First, domestic exports announced on the 1st increased by 12.6% last month, exactly double the market expectation of 6.3%. Additionally, the highest export amount ever recorded in December was also surpassed. The confirmation of solid export momentum despite the resurgence of COVID-19 is expected to stimulate market expectations for fundamental improvement. Furthermore, the full implementation of the U.S. stimulus package is another factor driving early-year economic recovery forecasts. The recent rise in market peripheral funds, including deposits, despite active buying by individuals, suggests continued money movement in household assets. Foreign investors, despite buying in the fourth quarter, have yet to replenish even a quarter of their pandemic-era sell-offs. The dollar index being near a three-year low will likely accelerate their comeback.
However, apart from the rise, signs of overheating in the domestic stock market are ongoing. Based on the KOSPI, it has risen for all but four of the last 20 trading days, placing many technical indicators at critical levels. While the favorable supply-demand conditions and bright economic outlook mentioned earlier are valid in the mid-to-long term, some caution regarding short-term volatility expansion is necessary at this point. In particular, if the Democratic Party wins both seats in the Georgia Senate election on the 5th local time, short-term noise may arise. U.S. market participants have tended to favor a balanced policy structure of divided government.

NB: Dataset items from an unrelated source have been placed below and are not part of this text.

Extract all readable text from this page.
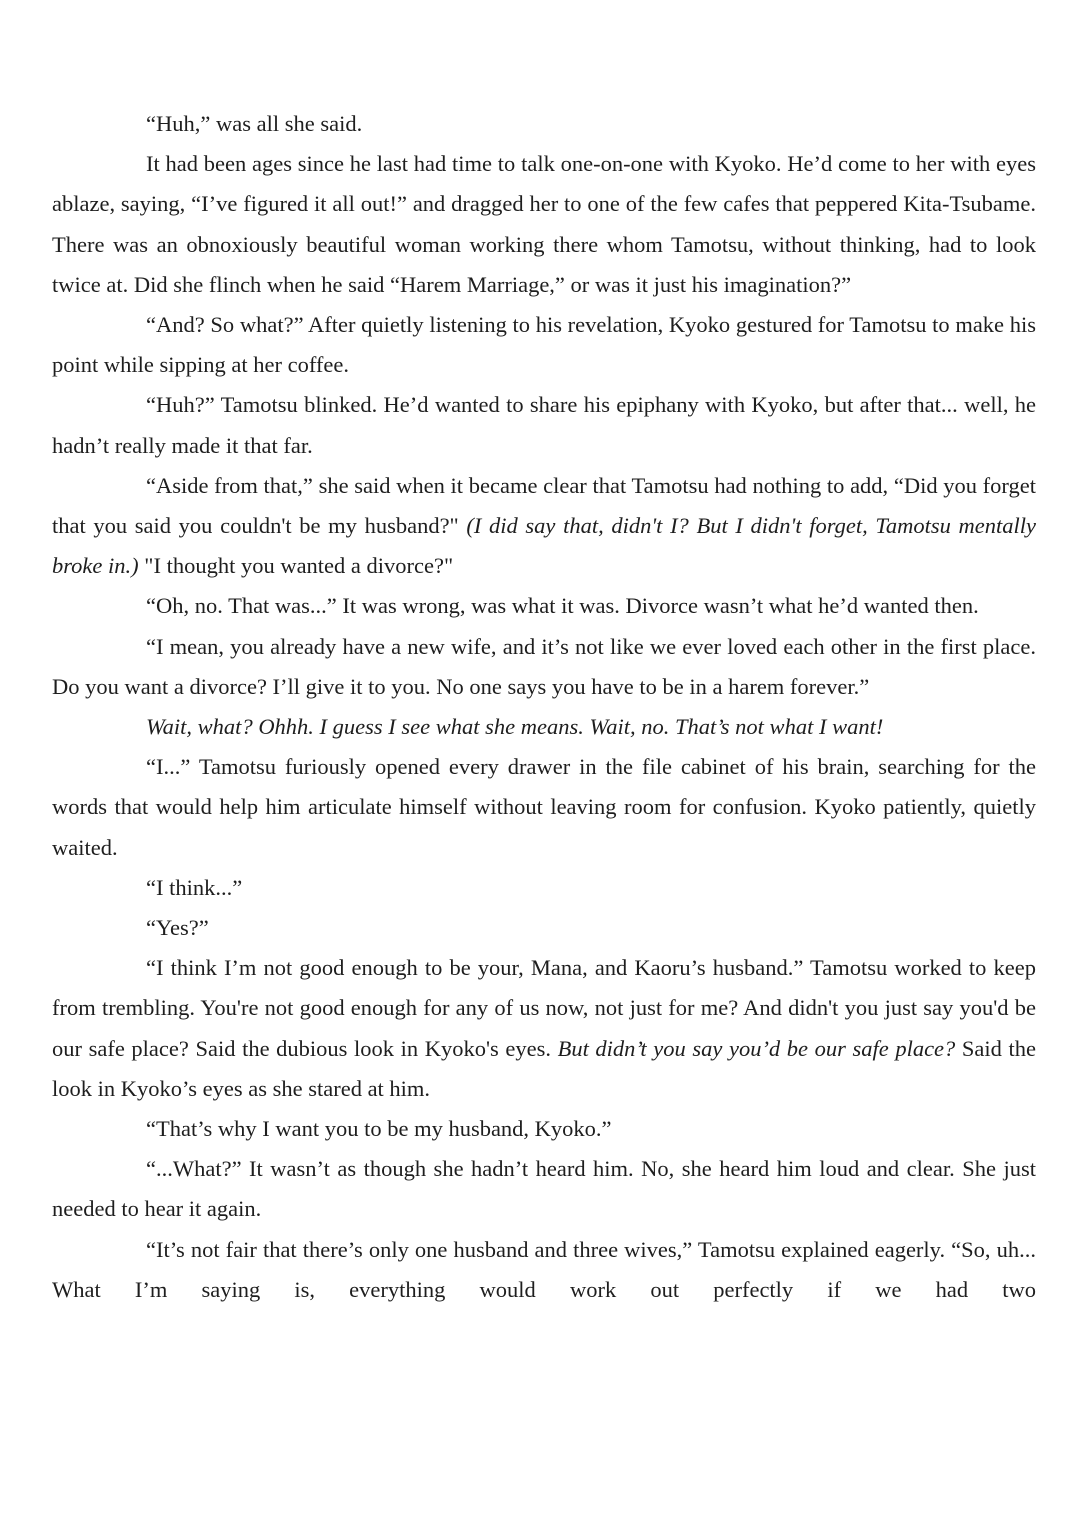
“Huh,” was all she said.

It had been ages since he last had time to talk one-on-one with Kyoko. He’d come to her with eyes ablaze, saying, “I’ve figured it all out!” and dragged her to one of the few cafes that peppered Kita-Tsubame. There was an obnoxiously beautiful woman working there whom Tamotsu, without thinking, had to look twice at. Did she flinch when he said “Harem Marriage,” or was it just his imagination?”

“And? So what?” After quietly listening to his revelation, Kyoko gestured for Tamotsu to make his point while sipping at her coffee.

“Huh?” Tamotsu blinked. He’d wanted to share his epiphany with Kyoko, but after that... well, he hadn’t really made it that far.

“Aside from that,” she said when it became clear that Tamotsu had nothing to add, “Did you forget that you said you couldn't be my husband?" (I did say that, didn't I? But I didn't forget, Tamotsu mentally broke in.) "I thought you wanted a divorce?"

“Oh, no. That was...” It was wrong, was what it was. Divorce wasn’t what he’d wanted then.

“I mean, you already have a new wife, and it’s not like we ever loved each other in the first place. Do you want a divorce? I’ll give it to you. No one says you have to be in a harem forever.”

Wait, what? Ohhh. I guess I see what she means. Wait, no. That’s not what I want!

“I...” Tamotsu furiously opened every drawer in the file cabinet of his brain, searching for the words that would help him articulate himself without leaving room for confusion. Kyoko patiently, quietly waited.

“I think...”

“Yes?”

“I think I’m not good enough to be your, Mana, and Kaoru’s husband.” Tamotsu worked to keep from trembling. You're not good enough for any of us now, not just for me? And didn't you just say you'd be our safe place? Said the dubious look in Kyoko's eyes. But didn’t you say you’d be our safe place? Said the look in Kyoko’s eyes as she stared at him.

“That’s why I want you to be my husband, Kyoko.”

“...What?” It wasn’t as though she hadn’t heard him. No, she heard him loud and clear. She just needed to hear it again.

“It’s not fair that there’s only one husband and three wives,” Tamotsu explained eagerly. “So, uh... What I’m saying is, everything would work out perfectly if we had two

If the Democrats control both the White House and Congress, concerns about corporate tax hikes and stricter regulations may unsettle investors. This could also trigger a correction in the overheated overall stock market. However, even if a blue wave materializes, the scale and duration of the correction are expected to be limited. Major corporate-related bills such as corporate tax increases face considerable opposition within the Democratic Party, making a majority difficult to secure physically. Additionally, the Democratic Party's stance on expanding fiscal stimulus is clearly positive for the stock market. Above all, stronger fiscal policy is likely to induce further dollar weakness, which could stimulate preference for non-U.S. regional stock markets.

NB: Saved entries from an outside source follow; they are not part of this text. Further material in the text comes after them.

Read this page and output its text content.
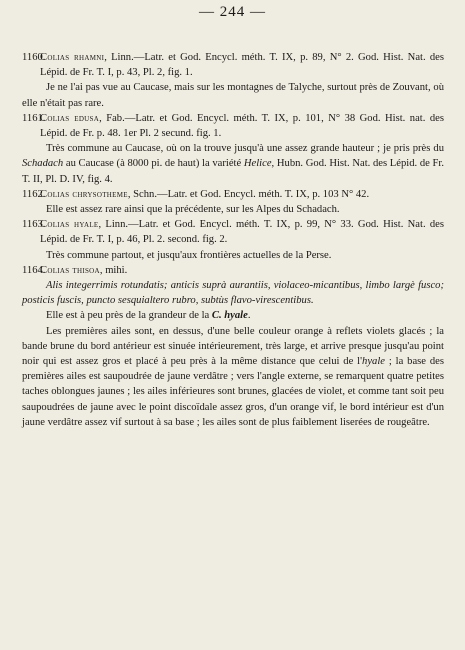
— 244 —

1160.Colias rhamni, Linn.—Latr. et God. Encycl. méth. T. IX, p. 89, N° 2. God. Hist. Nat. des Lépid. de Fr. T. I, p. 43, Pl. 2, fig. 1.

Je ne l'ai pas vue au Caucase, mais sur les montagnes de Talyche, surtout près de Zouvant, où elle n'était pas rare.

1161.Colias edusa, Fab.—Latr. et God. Encycl. méth. T. IX, p. 101, N° 38 God. Hist. nat. des Lépid. de Fr. p. 48. 1er Pl. 2 secund. fig. 1.

Très commune au Caucase, où on la trouve jusqu'à une assez grande hauteur ; je pris près du Schadach au Caucase (à 8000 pi. de haut) la variété Helice, Hubn. God. Hist. Nat. des Lépid. de Fr. T. II, Pl. D. IV, fig. 4.

1162.Colias chrysotheme, Schn.—Latr. et God. Encycl. méth. T. IX, p. 103 N° 42.

Elle est assez rare ainsi que la précédente, sur les Alpes du Schadach.

1163.Colias hyale, Linn.—Latr. et God. Encycl. méth. T. IX, p. 99, N° 33. God. Hist. Nat. des Lépid. de Fr. T. I, p. 46, Pl. 2. second. fig. 2.

Très commune partout, et jusqu'aux frontières actuelles de la Perse.

1164.Colias thisoa, mihi.

Alis integerrimis rotundatis; anticis suprà aurantiis, violaceo-micantibus, limbo largè fusco; posticis fuscis, puncto sesquialtero rubro, subtùs flavo-virescentibus.

Elle est à peu près de la grandeur de la C. hyale.

Les premières ailes sont, en dessus, d'une belle couleur orange à reflets violets glacés ; la bande brune du bord antérieur est sinuée intérieurement, très large, et arrive presque jusqu'au point noir qui est assez gros et placé à peu près à la même distance que celui de l'hyale ; la base des premières ailes est saupoudrée de jaune verdâtre ; vers l'angle externe, se remarquent quatre petites taches oblongues jaunes ; les ailes inférieures sont brunes, glacées de violet, et comme tant soit peu saupoudrées de jaune avec le point discoïdale assez gros, d'un orange vif, le bord intérieur est d'un jaune verdâtre assez vif surtout à sa base ; les ailes sont de plus faiblement liserées de rougeâtre.
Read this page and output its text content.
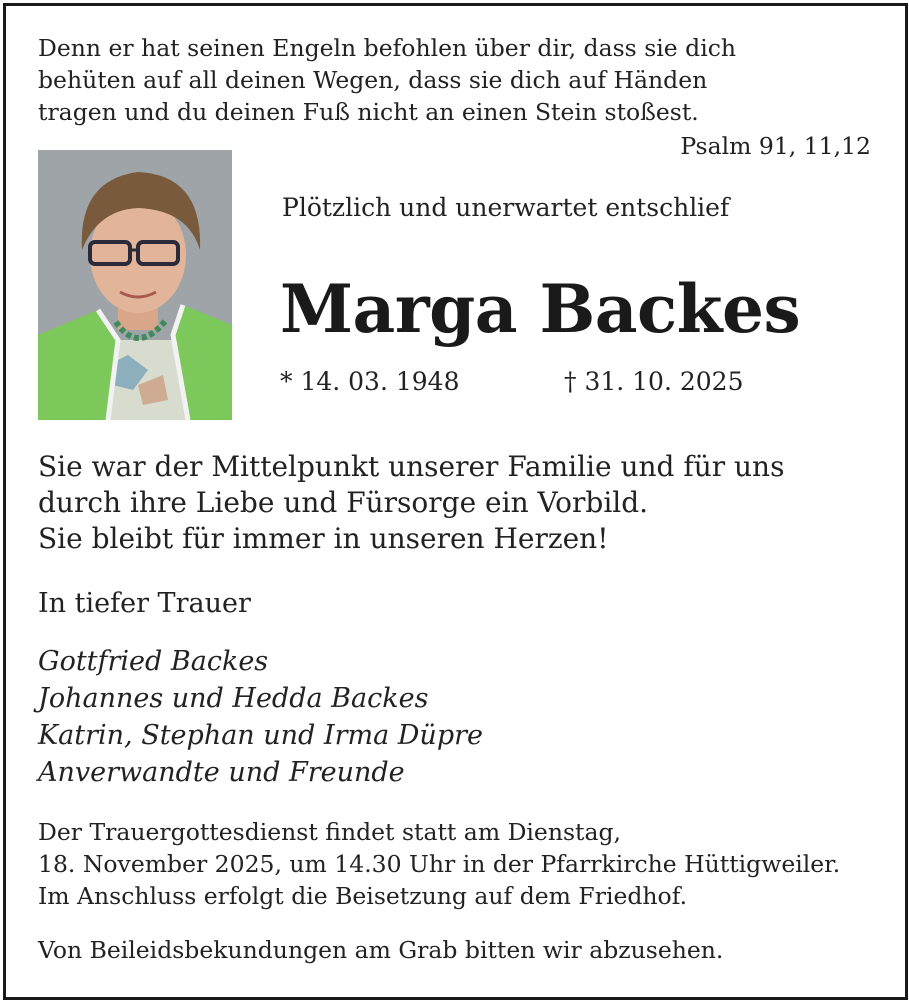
Denn er hat seinen Engeln befohlen über dir, dass sie dich
behüten auf all deinen Wegen, dass sie dich auf Händen
tragen und du deinen Fuß nicht an einen Stein stoßest.
Psalm 91, 11,12
Plötzlich und unerwartet entschlief
Marga Backes
* 14. 03. 1948	† 31. 10. 2025
Sie war der Mittelpunkt unserer Familie und für uns
durch ihre Liebe und Fürsorge ein Vorbild.
Sie bleibt für immer in unseren Herzen!
In tiefer Trauer
Gottfried Backes
Johannes und Hedda Backes
Katrin, Stephan und Irma Düpre
Anverwandte und Freunde
Der Trauergottesdienst findet statt am Dienstag,
18. November 2025, um 14.30 Uhr in der Pfarrkirche Hüttigweiler.
Im Anschluss erfolgt die Beisetzung auf dem Friedhof.
Von Beileidsbekundungen am Grab bitten wir abzusehen.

Having lightly passed key resistance levels on the first trading day of January, index pressure has increased again. Therefore, the tug-of-war between 'overheating caution' and 'momentum strengthening' among investors is likely to intensify. In this scenario, a compromise would be to invest in sectors with less price burden and remaining supply-demand capacity. Considering that foreign buying may strengthen following the weak dollar, it is necessary to maintain interest in industries where their weighting is relatively low. Non-ferrous metals, chemicals, transportation equipment, energy, and securities sectors have relatively low foreign market capitalization weightings and align with current macro conditions. Although IT hardware currently faces considerable short-term price pressure, given the recovery in business conditions and earnings and its lower valuation burden compared to global big tech, the mid-to-long-term outlook remains optimistic.
◆Sangyoung Seo, Kiwoom Securities Researcher=Yesterday, the Korean stock market reached a record high near 2,950 points, supported by active net buying from individual investors. The market's characteristic that day was not only this supply-demand factor but also the strength driven by upward revisions of target prices for semiconductor-related companies, a surge in electric vehicle sales in China boosting the secondary battery sector, and strength in renewable energy-related automobile sectors. In summary, the market movement yesterday can be described as 'supply-demand focused on issues.' This reflects a concentration of supply-demand on issues centered around large-cap stocks, causing the index to surge. This suggests a market focused more on specific stocks and sectors rather than a broad-based rise across the Korean stock market.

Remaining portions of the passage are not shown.